WHITE-DEER-SLAYER said:


> Hello everyone,
> 
> I have had a Arctic Armor suit for 4 years now and have loved it EXCEPT the (CUSTOMER SERVICE) is pathetic. My bib pockets both started to come unthreaded in the same spot, which never happened with 4 of my buddies suits that they work in, fish in and basically wear over half of the year. They said that it was due to abuse by me and bring it to a shop to sew it because they wont do anything for me. I was at a restaurant last week and left my AA coat there on accident and ended up getting stolen. Due to the AA Customer service and my coat getting stolen im going with someone else. I was wondering what everyone thins about Strikers floating Ice suit and also the Customer Service? Thanks



Don't expect any better customer service with Striker Ice

I just went threw sending back my bibs for repair and to say it nicely there customer service is a joke !!


----------



## shawnfire (Nov 5, 2005)

Dont' know about C/S haven't had to use it. Bought my suit last yr the lite and I like it a lot very warm. only thing i don't like is the suspenders on the bibs fall off my shoulders, I still need to sew a strap, nothing major.


----------



## skulldugary (Apr 12, 2003)

I have the Striker HardWater and absolutly no problems....love it..


----------



## Pole Setter (Aug 14, 2009)

I got the Striker ice Predator and I really like it, it's very warm. I tried on the Hardwater series on and it was heavy. I was at Northwoods in Pinconning Mi they had them on sale. Predator was $260.00 for the set and the Hardwater was $360.00 for the set. 

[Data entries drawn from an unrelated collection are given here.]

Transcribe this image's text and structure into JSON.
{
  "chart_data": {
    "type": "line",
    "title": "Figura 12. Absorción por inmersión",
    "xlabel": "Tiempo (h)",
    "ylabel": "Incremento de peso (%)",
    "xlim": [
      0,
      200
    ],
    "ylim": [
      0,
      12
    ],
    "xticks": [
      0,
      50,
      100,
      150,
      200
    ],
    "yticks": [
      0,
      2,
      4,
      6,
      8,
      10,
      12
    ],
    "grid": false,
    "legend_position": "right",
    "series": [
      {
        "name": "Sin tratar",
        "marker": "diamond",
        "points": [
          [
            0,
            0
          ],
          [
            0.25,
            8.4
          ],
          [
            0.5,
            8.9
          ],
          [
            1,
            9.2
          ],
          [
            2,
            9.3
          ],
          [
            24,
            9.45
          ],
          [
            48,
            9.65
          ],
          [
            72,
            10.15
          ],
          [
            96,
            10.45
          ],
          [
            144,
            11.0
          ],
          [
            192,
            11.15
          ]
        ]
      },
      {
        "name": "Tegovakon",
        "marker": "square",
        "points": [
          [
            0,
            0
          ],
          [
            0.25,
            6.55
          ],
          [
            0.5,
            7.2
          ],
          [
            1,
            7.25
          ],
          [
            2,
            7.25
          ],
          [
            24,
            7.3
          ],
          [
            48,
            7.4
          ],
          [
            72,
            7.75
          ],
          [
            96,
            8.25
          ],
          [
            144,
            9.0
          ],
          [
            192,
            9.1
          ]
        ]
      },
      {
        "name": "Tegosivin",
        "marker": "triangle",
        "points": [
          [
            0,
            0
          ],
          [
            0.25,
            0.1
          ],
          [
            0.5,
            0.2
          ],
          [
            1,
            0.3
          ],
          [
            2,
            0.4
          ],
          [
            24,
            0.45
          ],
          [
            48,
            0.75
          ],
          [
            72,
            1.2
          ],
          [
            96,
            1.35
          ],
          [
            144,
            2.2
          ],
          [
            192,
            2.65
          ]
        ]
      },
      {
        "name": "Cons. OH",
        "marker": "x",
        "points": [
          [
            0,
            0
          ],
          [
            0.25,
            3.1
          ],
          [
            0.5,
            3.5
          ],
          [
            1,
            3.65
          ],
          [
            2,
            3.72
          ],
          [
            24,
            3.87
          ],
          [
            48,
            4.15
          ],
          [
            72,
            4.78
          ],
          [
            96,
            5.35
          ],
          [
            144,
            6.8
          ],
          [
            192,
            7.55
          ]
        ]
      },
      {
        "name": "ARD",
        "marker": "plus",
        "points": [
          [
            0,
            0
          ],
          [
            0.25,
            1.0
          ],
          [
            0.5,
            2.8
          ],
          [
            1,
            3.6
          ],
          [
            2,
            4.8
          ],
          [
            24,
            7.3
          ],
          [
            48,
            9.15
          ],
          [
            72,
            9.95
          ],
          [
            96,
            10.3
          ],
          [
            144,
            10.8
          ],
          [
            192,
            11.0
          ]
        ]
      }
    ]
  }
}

Posted using Outdoor Hub Campfire


----------



## PETEE (Dec 24, 2007)

North woods had both predator and hard water jackets for a $100 same with the bibs. I love my predator jacket and haven't had any issues with it. Their supply was low but it is worth giving them a call to see if they have your size, 100 bucks you can't go wrong.


----------



## WHITE-DEER-SLAYER (Oct 12, 2009)

What is the deal with customer service these days? Is everyone so rich that they dont care a single bit about the customer anymore?


----------



## S Reed (Jan 3, 2011)

I have had my striker lite for 3 yrs with no issues and love it.
Just have to cross the bib straps to keep them on shoulders.


----------



## shawnfire (Nov 5, 2005)

S Reed said:


> I have had my striker lite for 3 yrs with no issues and love it.
> Just have to cross the bib straps to keep them on shoulders.


Wow never thought of doing that good point, was just going to attach something


----------



## salmonslammer (Jan 28, 2001)

Place called korkys in minn had em in small and 2xl for $79.for the bibs. Snagged a pair for my daughter and she loves to be able to get in the slop and not get wet.

Sent from my HTCONE using Ohub Campfire mobile app


----------



## jfusco5598 (Jan 6, 2011)

Striker's customer service is top notch. I have had problems with my bibs but they have always replaced them ASAP with no issues!


----------



## goodworkstractors (Aug 7, 2007)

skulldugary said:


> I have the Striker HardWater and absolutly no problems....love it..


----------



## bobberbill (Apr 5, 2011)

Spent 5 hrs on the ice today. Climate coat, Hardwater bibs. 18°, 20 mph winds. Snug as a bug..My shoulders got a bit chilled, but the wind wasn't letting up. I had just jeans and a sweatshirt on as a base..1 gill..2 of us..


----------



## goodworkstractors (Aug 7, 2007)

bobberbill said:


> 1 gill..2 of us..


Wow! Coordinates please! :yikes:


----------



## bobberbill (Apr 5, 2011)

didn't mention i missed one!!


----------



## Milbo (Jan 5, 2011)

I had the same issue. I asked the wife to sew some elastic on the back to hold the straps together. Worked great! I talked to Striker a few years ago about it and told them the bibs would be much better if they fixed the shoulder creep issue.


----------